StreamQL: A Query Language for Processing Streaming Time Series
Fri 20 Nov 2020 19:40 - 20:00 at SPLASH-I - F-1A Chair(s): Tongping Liu, Azalea Raad
Real-time data analysis applications increasingly rely on complex streaming computations over time-series data. We propose StreamQL, a language that facilitates the high-level specification of complex analyses over streaming time series. StreamQL is designed as an algebra of stream transformations and provides a collection of combinators for composing them. It integrates three language-based approaches for data stream processing: relational queries, dataflow composition, and temporal formalisms. The relational constructs are useful for specifying simple transformations, aggregations, and the partitioning of data into key-based groups or windows.
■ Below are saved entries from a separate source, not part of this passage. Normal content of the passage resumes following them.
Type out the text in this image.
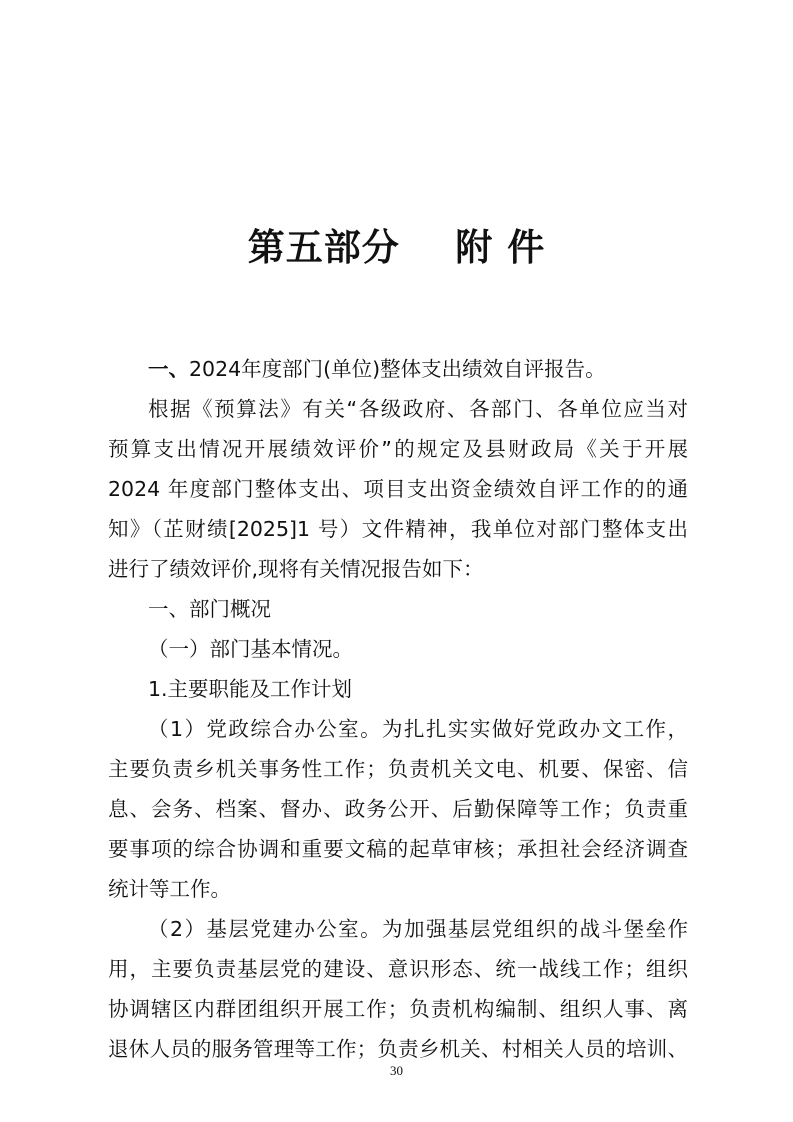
第五部分    附 件
一、2024年度部门(单位)整体支出绩效自评报告。
根据《预算法》有关“各级政府、各部门、各单位应当对
预算支出情况开展绩效评价”的规定及县财政局《关于开展
2024 年度部门整体支出、项目支出资金绩效自评工作的的通
知》（芷财绩[2025]1 号）文件精神，我单位对部门整体支出
进行了绩效评价,现将有关情况报告如下：
一、部门概况
（一）部门基本情况。
1.主要职能及工作计划
（1）党政综合办公室。为扎扎实实做好党政办文工作，
主要负责乡机关事务性工作；负责机关文电、机要、保密、信
息、会务、档案、督办、政务公开、后勤保障等工作；负责重
要事项的综合协调和重要文稿的起草审核；承担社会经济调查
统计等工作。
（2）基层党建办公室。为加强基层党组织的战斗堡垒作
用，主要负责基层党的建设、意识形态、统一战线工作；组织
协调辖区内群团组织开展工作；负责机构编制、组织人事、离
退休人员的服务管理等工作；负责乡机关、村相关人员的培训、
30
The dataflow abstractions enable the modular description of a computation as a pipeline of stages or, more generally, as a directed graph of independent tasks. Finally, temporal constructs can be used to specify complex temporal patterns and time-varying computations. These constructs can be composed freely to describe complex streaming computations. We provide a formal denotational semantics for StreamQL using a class of monotone functions over streams. We have implemented StreamQL as a lightweight Java library, which we use to experimentally evaluate our approach. The experiments show that the throughput of our implementation is competitive compared to state-of-the-art streaming engines such as RxJava and Reactor.